O que se passou com o seu pai?

O meu pai nunca quis saber de mim.Ele não me queria assumir, tive de fazer dois testes de ADN para ele me assumir e nunca mas nunca me procurou. Sempre que eu tentava algum contacto ele desaparecia, a última vez chegou mesmo a dizer-me: 'Não estejas a espera que vá ser teu pai'. Na realidade não estava mesmo pois ele nunca foi e sinto uma certa mágoa, pois gostava de o ter tido presente nas minhas conquistas, nas minhas derrotas, na minha vida. Embora como referi tenha tido uma mãe que fez os dois papéis melhor que ninguém, mas também sempre disse ele tem-me nas redes sociais sabe onde eu estou se um dia tiver que cumprir a minha obrigação de filho e cuidar dele assim o farei.

Com que idade se assumiu perante a sociedade? 

Obviamente que sempre soube o que sentia, mas acho que publicamente foi com cerca de 18 ou 19 anos Sempre vivi oprimido, não que a minha família não me apoiasse, porque sempre me apoiou. Mas eu próprio não me sentia capaz de mostrar e chegou esse momento em que deixei de me preocupar com os outro e passei a pensar na minha felicidade e no eu sentir-me bem comigo mesmo.  Se calhar, por isso, vejo tanta gente que eu pensava que não ia lidar tão bem com a minha homossexualidade e que se sentem à vontade comigo, em falar comigo, em perceberem o quão ainda não somos totalmente livres.

«Acabei por pedir a uma colega para me encher os braços com base para que ninguém soubesse»

Alguma vez sofreu de bullying devido à orientação sexual?

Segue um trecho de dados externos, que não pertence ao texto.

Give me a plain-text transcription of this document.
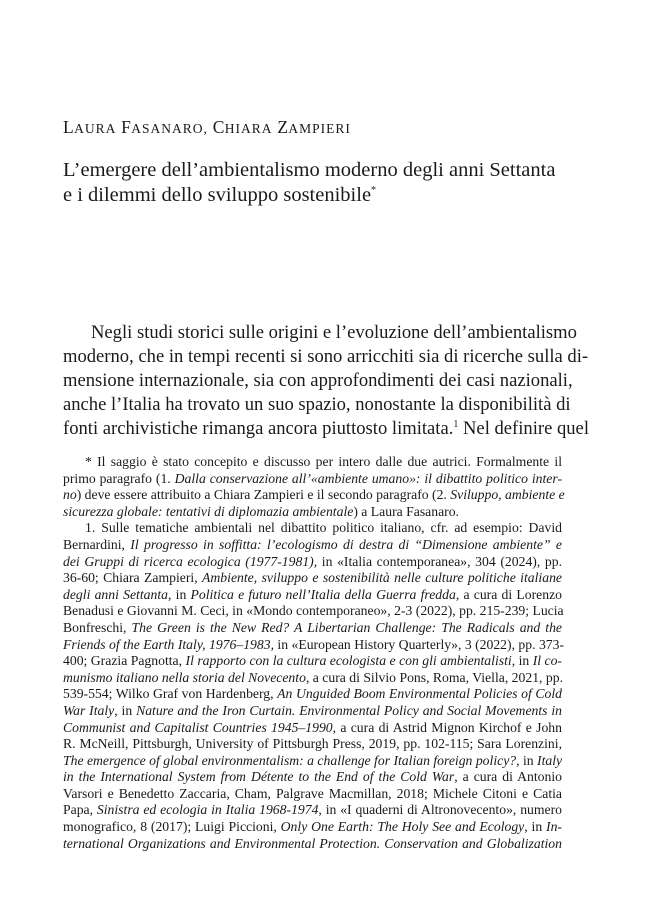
LAURA FASANARO, CHIARA ZAMPIERI
L’emergere dell’ambientalismo moderno degli anni Settanta
e i dilemmi dello sviluppo sostenibile*
Negli studi storici sulle origini e l’evoluzione dell’ambientalismo
moderno, che in tempi recenti si sono arricchiti sia di ricerche sulla di-
mensione internazionale, sia con approfondimenti dei casi nazionali,
anche l’Italia ha trovato un suo spazio, nonostante la disponibilità di
fonti archivistiche rimanga ancora piuttosto limitata.$^1$ Nel definire quel
* Il saggio è stato concepito e discusso per intero dalle due autrici. Formalmente il
primo paragrafo (1. Dalla conservazione all’«ambiente umano»: il dibattito politico inter-
no) deve essere attribuito a Chiara Zampieri e il secondo paragrafo (2. Sviluppo, ambiente e
sicurezza globale: tentativi di diplomazia ambientale) a Laura Fasanaro.
1. Sulle tematiche ambientali nel dibattito politico italiano, cfr. ad esempio: David
Bernardini, Il progresso in soffitta: l’ecologismo di destra di “Dimensione ambiente” e
dei Gruppi di ricerca ecologica (1977-1981), in «Italia contemporanea», 304 (2024), pp.
36-60; Chiara Zampieri, Ambiente, sviluppo e sostenibilità nelle culture politiche italiane
degli anni Settanta, in Politica e futuro nell’Italia della Guerra fredda, a cura di Lorenzo
Benadusi e Giovanni M. Ceci, in «Mondo contemporaneo», 2-3 (2022), pp. 215-239; Lucia
Bonfreschi, The Green is the New Red? A Libertarian Challenge: The Radicals and the
Friends of the Earth Italy, 1976–1983, in «European History Quarterly», 3 (2022), pp. 373-
400; Grazia Pagnotta, Il rapporto con la cultura ecologista e con gli ambientalisti, in Il co-
munismo italiano nella storia del Novecento, a cura di Silvio Pons, Roma, Viella, 2021, pp.
539-554; Wilko Graf von Hardenberg, An Unguided Boom Environmental Policies of Cold
War Italy, in Nature and the Iron Curtain. Environmental Policy and Social Movements in
Communist and Capitalist Countries 1945–1990, a cura di Astrid Mignon Kirchof e John
R. McNeill, Pittsburgh, University of Pittsburgh Press, 2019, pp. 102-115; Sara Lorenzini,
The emergence of global environmentalism: a challenge for Italian foreign policy?, in Italy
in the International System from Détente to the End of the Cold War, a cura di Antonio
Varsori e Benedetto Zaccaria, Cham, Palgrave Macmillan, 2018; Michele Citoni e Catia
Papa, Sinistra ed ecologia in Italia 1968-1974, in «I quaderni di Altronovecento», numero
monografico, 8 (2017); Luigi Piccioni, Only One Earth: The Holy See and Ecology, in In-
ternational Organizations and Environmental Protection. Conservation and Globalization
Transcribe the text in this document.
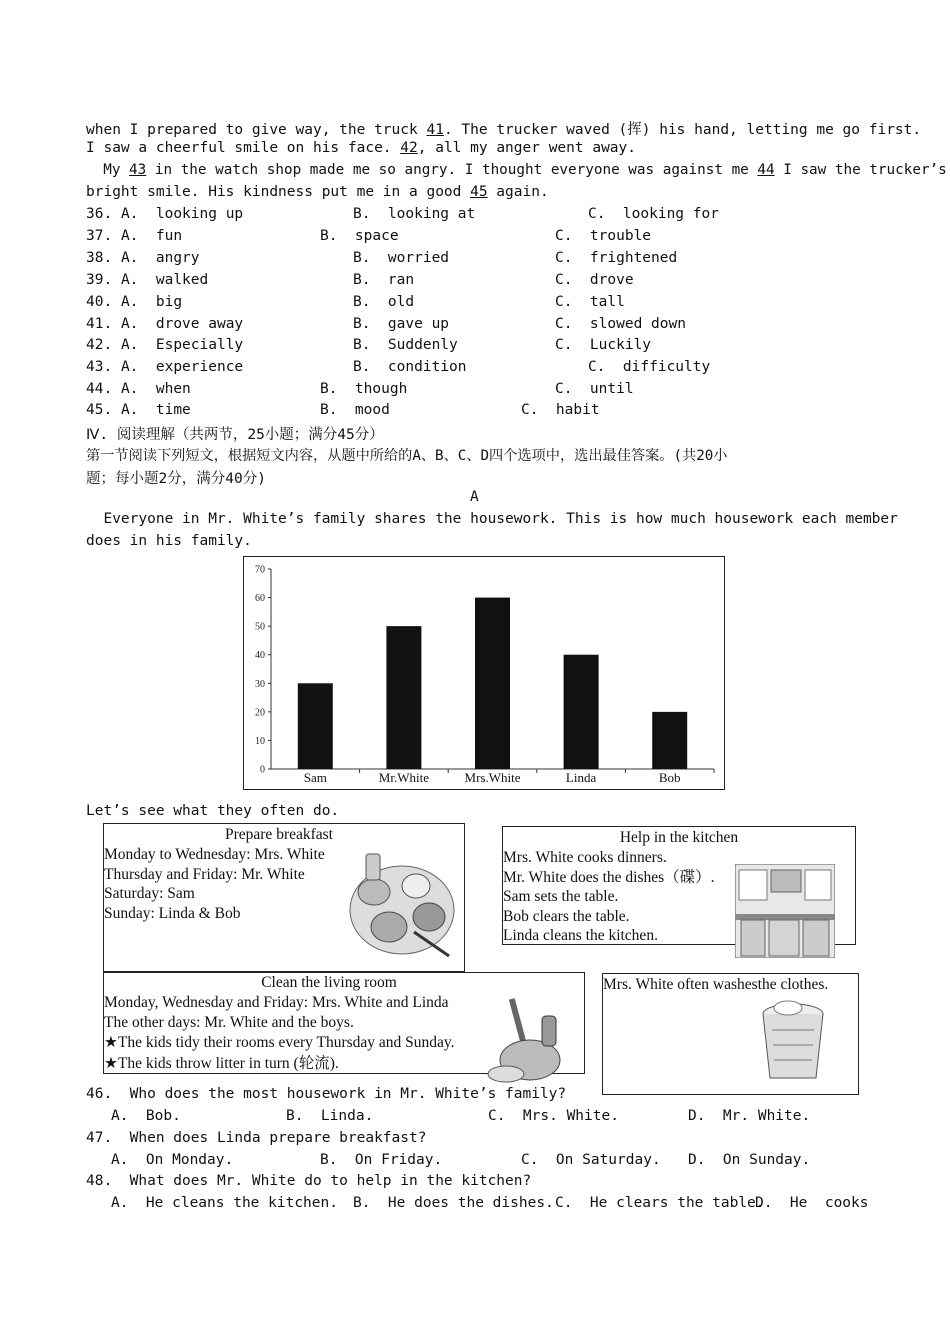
when I prepared to give way, the truck 41. The trucker waved (挥) his hand, letting me go first.
I saw a cheerful smile on his face. 42, all my anger went away.
My 43 in the watch shop made me so angry. I thought everyone was against me 44 I saw the trucker’s
bright smile. His kindness put me in a good 45 again.
36. A.  looking up	B.  looking at	C.  looking for
37. A.  fun	B.  space	C.  trouble
38. A.  angry	B.  worried	C.  frightened
39. A.  walked	B.  ran	C.  drove
40. A.  big	B.  old	C.  tall
41. A.  drove away	B.  gave up	C.  slowed down
42. A.  Especially	B.  Suddenly	C.  Luckily
43. A.  experience	B.  condition	C.  difficulty
44. A.  when	B.  though	C.  until
45. A.  time	B.  mood	C.  habit
Ⅳ. 阅读理解（共两节，25小题；满分45分）
第一节阅读下列短文，根据短文内容，从题中所给的A、B、C、D四个选项中，选出最佳答案。(共20小
题；每小题2分，满分40分)
A
Everyone in Mr. White’s family shares the housework. This is how much housework each member
does in his family.
0
10
20
30
40
50
60
70
Sam	Mr.White	Mrs.White	Linda	Bob
Let’s see what they often do.
Prepare breakfast
Monday to Wednesday: Mrs. White
Thursday and Friday: Mr. White
Saturday: Sam
Sunday: Linda & Bob
Help in the kitchen
Mrs. White cooks dinners.
Mr. White does the dishes（碟）.
Sam sets the table.
Bob clears the table.
Linda cleans the kitchen.
Clean the living room
Monday, Wednesday and Friday: Mrs. White and Linda
The other days: Mr. White and the boys.
★The kids tidy their rooms every Thursday and Sunday.
★The kids throw litter in turn (轮流).
Mrs. White often washesthe clothes.
46.  Who does the most housework in Mr. White’s family?
A.  Bob.	B.  Linda.	C.  Mrs. White.	D.  Mr. White.
47.  When does Linda prepare breakfast?
A.  On Monday.	B.  On Friday.	C.  On Saturday. D.  On Sunday.
48.  What does Mr. White do to help in the kitchen?
A.  He cleans the kitchen. B.  He does the dishes. C.  He clears the table.
D.  He  cooks
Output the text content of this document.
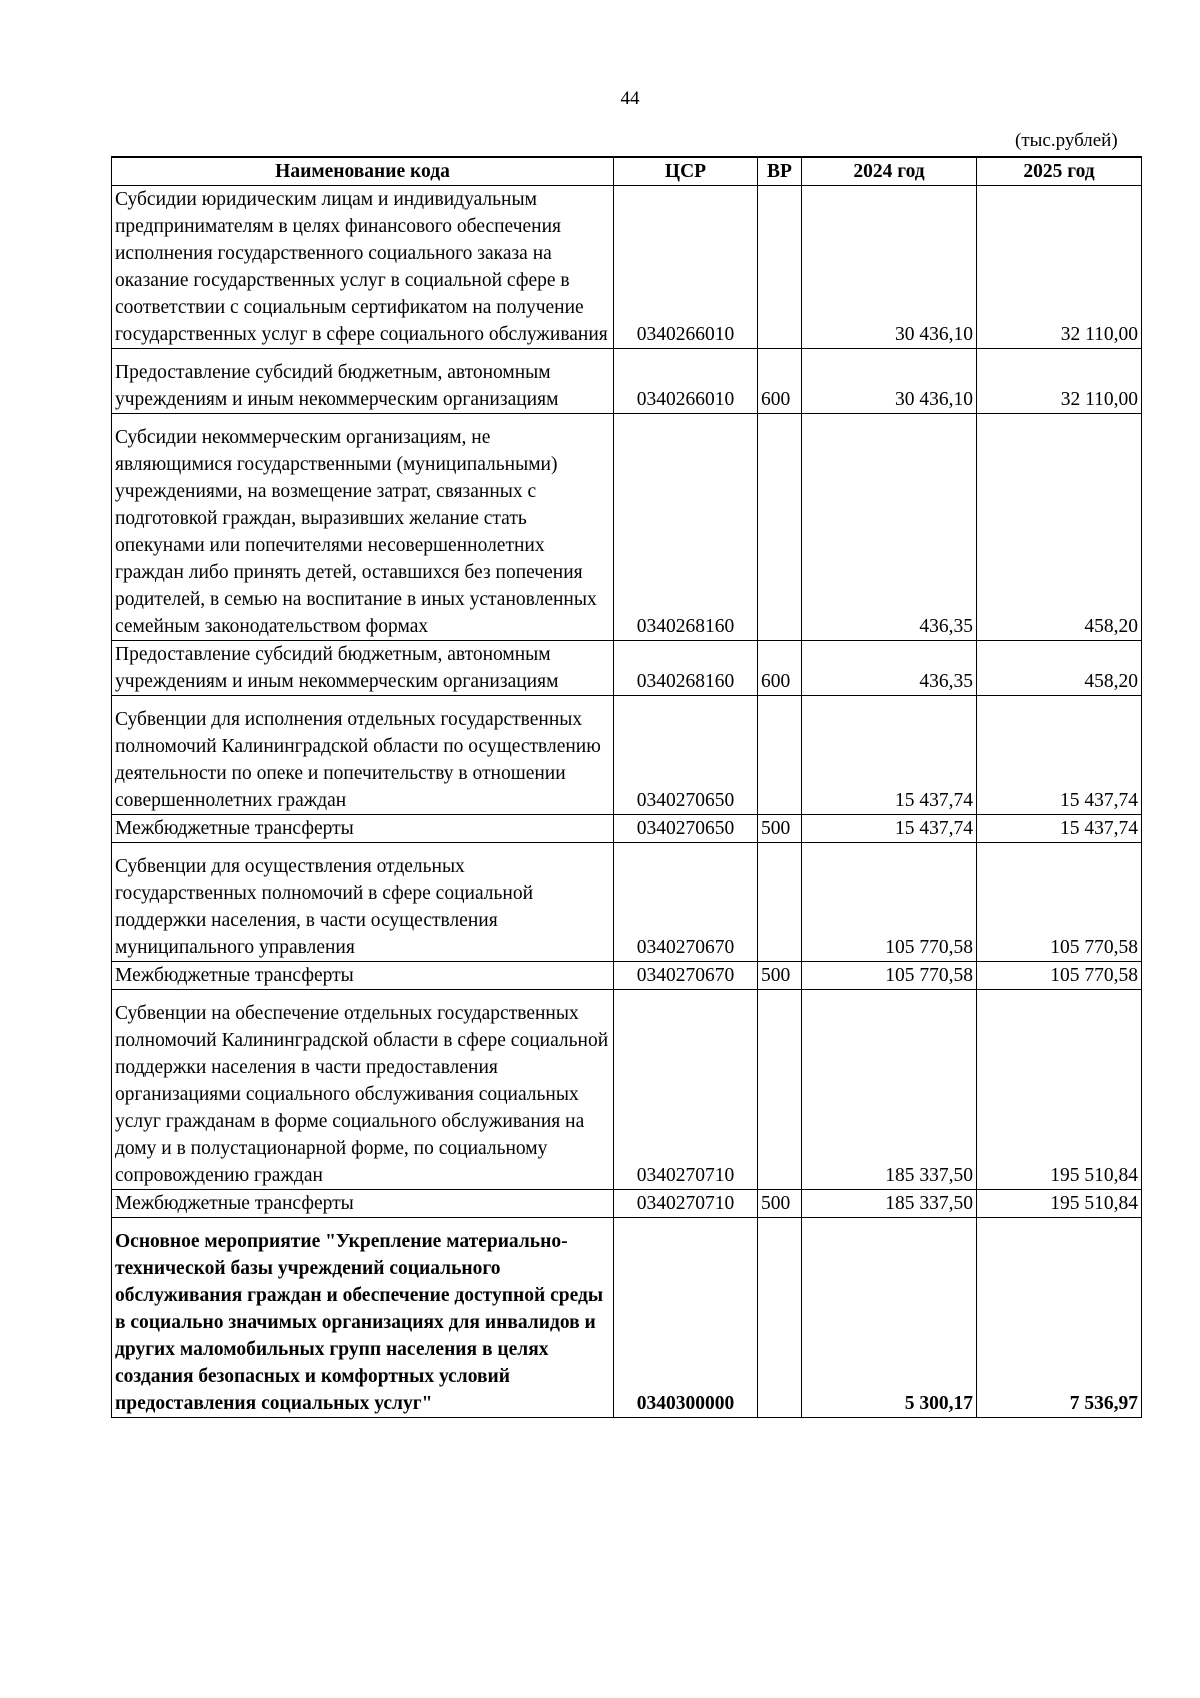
44
(тыс.рублей)
Наименование кода	ЦСР	ВР	2024 год	2025 год
Субсидии юридическим лицам и индивидуальным предпринимателям в целях финансового обеспечения исполнения государственного социального заказа на оказание государственных услуг в социальной сфере в соответствии с социальным сертификатом на получение государственных услуг в сфере социального обслуживания	0340266010		30 436,10	32 110,00
Предоставление субсидий бюджетным, автономным учреждениям и иным некоммерческим организациям	0340266010	600	30 436,10	32 110,00
Субсидии некоммерческим организациям, не являющимися государственными (муниципальными) учреждениями, на возмещение затрат, связанных с подготовкой граждан, выразивших желание стать опекунами или попечителями несовершеннолетних граждан либо принять детей, оставшихся без попечения родителей, в семью на воспитание в иных установленных семейным законодательством формах	0340268160		436,35	458,20
Предоставление субсидий бюджетным, автономным учреждениям и иным некоммерческим организациям	0340268160	600	436,35	458,20
Субвенции для исполнения отдельных государственных полномочий Калининградской области по осуществлению деятельности по опеке и попечительству в отношении совершеннолетних граждан	0340270650		15 437,74	15 437,74
Межбюджетные трансферты	0340270650	500	15 437,74	15 437,74
Субвенции для осуществления отдельных государственных полномочий в сфере социальной поддержки населения, в части осуществления муниципального управления	0340270670		105 770,58	105 770,58
Межбюджетные трансферты	0340270670	500	105 770,58	105 770,58
Субвенции на обеспечение отдельных государственных полномочий Калининградской области в сфере социальной поддержки населения в части предоставления организациями социального обслуживания социальных услуг гражданам в форме социального обслуживания на дому и в полустационарной форме, по социальному сопровождению граждан	0340270710		185 337,50	195 510,84
Межбюджетные трансферты	0340270710	500	185 337,50	195 510,84
Основное мероприятие "Укрепление материально-технической базы учреждений социального обслуживания граждан и обеспечение доступной среды в социально значимых организациях для инвалидов и других маломобильных групп населения в целях создания безопасных и комфортных условий предоставления социальных услуг"	0340300000		5 300,17	7 536,97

Sim, principalmente na escola sempre fui chamado de 'olha o paneleiro' mas, sem dúvida, a situação que mais me afetou foi quando os meninos mais velhos da escola onde eu estudava que agarram, e me queimaram nos braços com pontas de cigarros. Durante esta tortura obrigavam-me a gritar 'eu gosto de levar no **', foi um momento muito degradante e horrendo. Na altura acabei por pedir a uma colega para me encher os braços com base para que ninguém soubesse. Hoje já sabem.

Que mensagem gostaria de deixar a Portugal?

Vou citar novamente Raúl Solnado 'façam o favor de ser felizes', nunca tenham vergonha de ser vocês. Infelizmente ainda vivemos numa sociedade em que tudo o que é diferente é mau, mas todos sabemos que não é assim. Às vezes custa passar ao lado ao lado de certos comentários mas pensem sempre em vocês, sejam verdadeiros e, se algum dia eu poder ajudar algum de vocês, estejam à vontade para me perguntarem, desabafarem. Todos mas todos temos a missão de tornar o mundo melhor.

Que planos tem para o futuro? Há alguma coisa que gostasse de acrescentar?

Para além de ser feliz, e de continuar a lutar pelos direitos da comunidade LGBTQI. Gostava de um dia poder viver como qualquer pessoa, poder andar de mão dada na rua, poder beijar o meu namorado na rua, como vejo os casais heterossexuais fazerem e se não me incomoda eles trocarem afetos. Por que razão é que os incomodo? O amor não tem sexo, cor, etnia ou religião.